Mais Severus n'avait jamais remarqué qu'il y avait quelques mots inscrits au crayon de papier en travers de la page, dans un alphabet étrange – comme une note prise hâtivement. L'écriture avait quelque chose d'enfantin.
Pantachroagèrasèdè
Leukai t'égénon to trichés ék mélainan
Gona d'ou pheroisi.
Ego dé philèmm' abrosunan touto kai moi
To lampron érôs aéliô kai to kalon lelogché. (Sap.)
Le Serpentard se demanda d'abord ce que cela voulait dire, qui était ce « Sap. », puis où il était.
Il se releva et baissa la tête. Ses pieds étaient posés sur la même piste de jeu que celle qui menait à la salle du cours d'alchimie.

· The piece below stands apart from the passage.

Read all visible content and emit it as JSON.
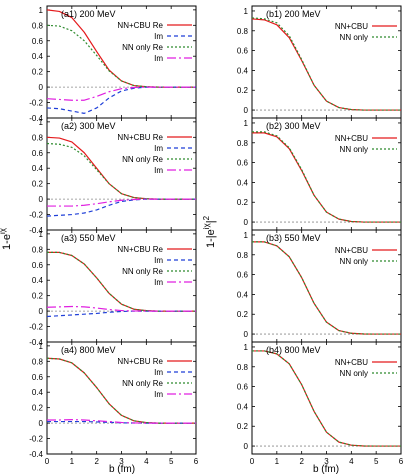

Il se trouvait sur la case du Noir.
Alors il revit en imagination l'enfant au poisson sombre de son rêve, se rappela les propos qu'avaient tenu le vieux Novalis, le professeur d'alchimie, sur le Grand Œuvre qui réalise la pierre philosophale : « Le Noir est la première étape à atteindre, mais elle n'est pas la plus facile pour autant. Car c'est le retour de la matière à l'état brut, la perte de toutes les illusions de l'homme sur le monde. Seul celui qui réussit le Noir Parfait peut prétendre à avoir une chance de créer la pierre philosophale, de réussir la Transmutation des corps, mais aussi de l'âme. »
Pourtant, d'après le chemin parcouru dont il avait vaguement mémoire, il devait se trouver dans la partie ouest des cachots – et à en juger l'étroitesse du corridor et les portes minuscules qui le jalonnaient, dans le couloir de service réservé aux elfes de maison. L'heure du déjeuner allait bientôt retentir. Il n'avait pas faim, mais s'il ne mangeait pas la faim le rattraperait sans qu'il s'y attende.
Porté par la transparence de la mélancolie qui suit l'épanchement du chagrin, glissement en profondeur doux comme une ivresse, Severus était sur le point de faire demi-tour, lorsqu'il entendit des bruits de voix.
Les sourcils froncés, il s'arrêta devant la porte d'où cela semblait provenir. C'était la voix chevrotante d'un vieillard.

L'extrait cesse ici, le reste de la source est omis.